Ini adalah sekelam-kelamnya malam tanpa bintang, bulan, dan kasih sayang. Aku buta, diselimuti hanya kehitaman. Entah dari mana suara itu menggaduh di sisiku. Aku tidak menangkap adanya ancaman dengan hadirnya suara yang kukenal itu di ruang bawah tanah ini, malah aku merasa tenang, lega mengetahui ada orang lain di sini.

"Kau bisa mendengarku, Mawar?" tanya suara misterius itu.

"Iya, tapi siapa kau?" tanyaku curiga. "Aku tahu kau bukan dia."

"Tidak penting untuk sekarang," katanya tergesah-gesah. "Pertama-tama kau harus keluar dari tempat ini hidup-hidup. Lalu, aku akan menjelaskan siapa aku sebenarnya."

"Apa kau imajinasiku?" tanyaku lagi. "Isi hatiku?"

"Tidak...," sejenak jeda penuh ragu. "Iya, jika itu membuatmu tenang," katanya panik. "Aku akan membantumu melarikan diri."

Apa dia imajinasi? Ataukah ini salah satu permainan kebohongan yang dilakukan pikiranku? Suara ini, apakah aku bisa mempercayainya? Kebingungan menyiram nuraniku. Akhinya, aku memutuskan. Dalam kepasrahan, aku mempercayai suara yang berdiri menyerukan kebebasanku ini.

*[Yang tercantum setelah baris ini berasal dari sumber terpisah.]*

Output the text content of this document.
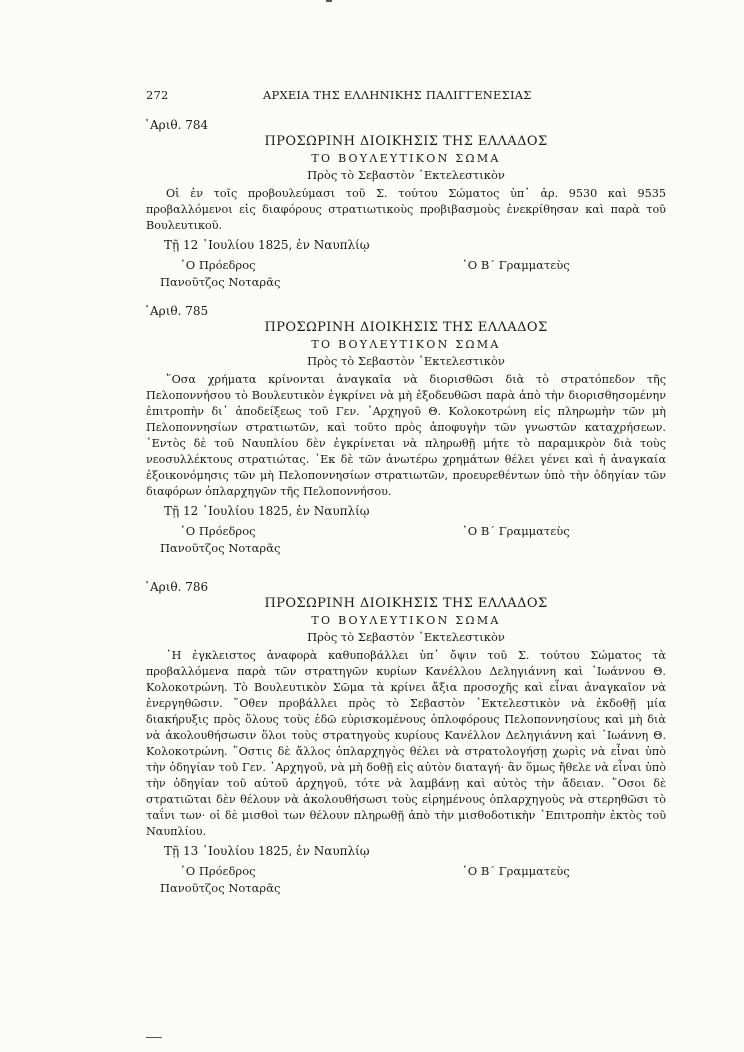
272	ΑΡΧΕΙΑ ΤΗΣ ΕΛΛΗΝΙΚΗΣ ΠΑΛΙΓΓΕΝΕΣΙΑΣ
᾿Αριθ. 784
ΠΡΟΣΩΡΙΝΗ ΔΙΟΙΚΗΣΙΣ ΤΗΣ ΕΛΛΑΔΟΣ
ΤΟ ΒΟΥΛΕΥΤΙΚΟΝ ΣΩΜΑ
Πρὸς τὸ Σεβαστὸν ᾿Εκτελεστικὸν
Οἱ ἐν τοῖς προβουλεύμασι τοῦ Σ. τούτου Σώματος ὑπ᾿ ἀρ. 9530 καὶ 9535 προβαλλόμενοι εἰς διαφόρους στρατιωτικοὺς προβιβασμοὺς ἐνεκρίθησαν καὶ παρὰ τοῦ Βουλευτικοῦ.
Τῇ 12 ᾿Ιουλίου 1825, ἐν Ναυπλίῳ
῾Ο Πρόεδρος
Πανοῦτζος Νοταρᾶς
῾Ο Β΄ Γραμματεὺς
᾿Αριθ. 785
ΠΡΟΣΩΡΙΝΗ ΔΙΟΙΚΗΣΙΣ ΤΗΣ ΕΛΛΑΔΟΣ
ΤΟ ΒΟΥΛΕΥΤΙΚΟΝ ΣΩΜΑ
Πρὸς τὸ Σεβαστὸν ᾿Εκτελεστικὸν
῞Οσα χρήματα κρίνονται ἀναγκαῖα νὰ διορισθῶσι διὰ τὸ στρατόπεδον τῆς Πελοποννήσου τὸ Βουλευτικὸν ἐγκρίνει νὰ μὴ ἐξοδευθῶσι παρὰ ἀπὸ τὴν διορισθησομένην ἐπιτροπὴν δι᾿ ἀποδείξεως τοῦ Γεν. ᾿Αρχηγοῦ Θ. Κολοκοτρώνη εἰς πληρωμὴν τῶν μὴ Πελοποννησίων στρατιωτῶν, καὶ τοῦτο πρὸς ἀποφυγὴν τῶν γνωστῶν καταχρήσεων. ᾿Εντὸς δὲ τοῦ Ναυπλίου δὲν ἐγκρίνεται νὰ πληρωθῇ μήτε τὸ παραμικρὸν διὰ τοὺς νεοσυλλέκτους στρατιώτας. ᾿Εκ δὲ τῶν ἀνωτέρω χρημάτων θέλει γένει καὶ ἡ ἀναγκαία ἐξοικονόμησις τῶν μὴ Πελοποννησίων στρατιωτῶν, προευρεθέντων ὑπὸ τὴν ὁδηγίαν τῶν διαφόρων ὀπλαρχηγῶν τῆς Πελοποννήσου.
Τῇ 12 ᾿Ιουλίου 1825, ἐν Ναυπλίῳ
῾Ο Πρόεδρος
Πανοῦτζος Νοταρᾶς
῾Ο Β΄ Γραμματεὺς
᾿Αριθ. 786
ΠΡΟΣΩΡΙΝΗ ΔΙΟΙΚΗΣΙΣ ΤΗΣ ΕΛΛΑΔΟΣ
ΤΟ ΒΟΥΛΕΥΤΙΚΟΝ ΣΩΜΑ
Πρὸς τὸ Σεβαστὸν ᾿Εκτελεστικὸν
῾Η ἐγκλειστος ἀναφορὰ καθυποβάλλει ὑπ᾿ ὄψιν τοῦ Σ. τούτου Σώματος τὰ προβαλλόμενα παρὰ τῶν στρατηγῶν κυρίων Κανέλλου Δεληγιάννη καὶ ᾿Ιωάννου Θ. Κολοκοτρώνη. Τὸ Βουλευτικὸν Σῶμα τὰ κρίνει ἄξια προσοχῆς καὶ εἶναι ἀναγκαῖον νὰ ἐνεργηθῶσιν. ῞Οθεν προβάλλει πρὸς τὸ Σεβαστὸν ᾿Εκτελεστικὸν νὰ ἐκδοθῇ μία διακήρυξις πρὸς ὅλους τοὺς ἐδῶ εὑρισκομένους ὁπλοφόρους Πελοποννησίους καὶ μὴ διὰ νὰ ἀκολουθήσωσιν ὅλοι τοὺς στρατηγοὺς κυρίους Κανέλλον Δεληγιάννη καὶ ᾿Ιωάννη Θ. Κολοκοτρώνη. ῞Οστις δὲ ἄλλος ὁπλαρχηγὸς θέλει νὰ στρατολογήσῃ χωρὶς νὰ εἶναι ὑπὸ τὴν ὁδηγίαν τοῦ Γεν. ᾿Αρχηγοῦ, νὰ μὴ δοθῇ εἰς αὐτὸν διαταγή· ἂν ὅμως ἤθελε νὰ εἶναι ὑπὸ τὴν ὁδηγίαν τοῦ αὐτοῦ ἀρχηγοῦ, τότε νὰ λαμβάνῃ καὶ αὐτὸς τὴν ἄδειαν. ῞Οσοι δὲ στρατιῶται δὲν θέλουν νὰ ἀκολουθήσωσι τοὺς εἰρημένους ὁπλαρχηγοὺς νὰ στερηθῶσι τὸ ταΐνι των· οἱ δὲ μισθοὶ των θέλουν πληρωθῇ ἀπὸ τὴν μισθοδοτικὴν ᾿Επιτροπὴν ἐκτὸς τοῦ Ναυπλίου.
Τῇ 13 ᾿Ιουλίου 1825, ἐν Ναυπλίῳ
῾Ο Πρόεδρος
Πανοῦτζος Νοταρᾶς
῾Ο Β΄ Γραμματεὺς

"Baiklah, sekarang berdiri... perlahan-lahan," perintah suara itu. Dalam pejamnya mata, kuturuti perkataannya. "Tangan dan kakimu terikat, tetapi kau masih bisa bergerak. Sekarang, berjalan ke... arah jam 11, tiga langkah besar atau enam langkah kecil."

Pandunya tak begitu jelas, membuatku tersandung kaki kursi.

"Tidak, tidak, tidak. Aduh, berdiri lagi," panik suara itu. Sejenak, sunyi melingkupi, lalu suara itu kembali lagi. "Aku baru saja dari kamar di lantai atas. Kau tidak percaya apa yang dilakukan Zakaria kepada Indah! Kau sebaiknya cepat!"

"Apa sekarang?" tanyaku yang sudah tegak dan tegar.

"Oke, di arah jam 10-mu terdapat obeng. Kau harus memposisikan dirimu di belakang obeng dan membuka ikatannya. Berjalanlah ke sana. Ingat tiga langkah besar saja," perintah suara itu tergesah-gesah. "Oh, tidak! Aku baru saja dari atas. Dia telah memukuli Indah sampai tidak bernafas! Sekarang dia sudah meninggal!"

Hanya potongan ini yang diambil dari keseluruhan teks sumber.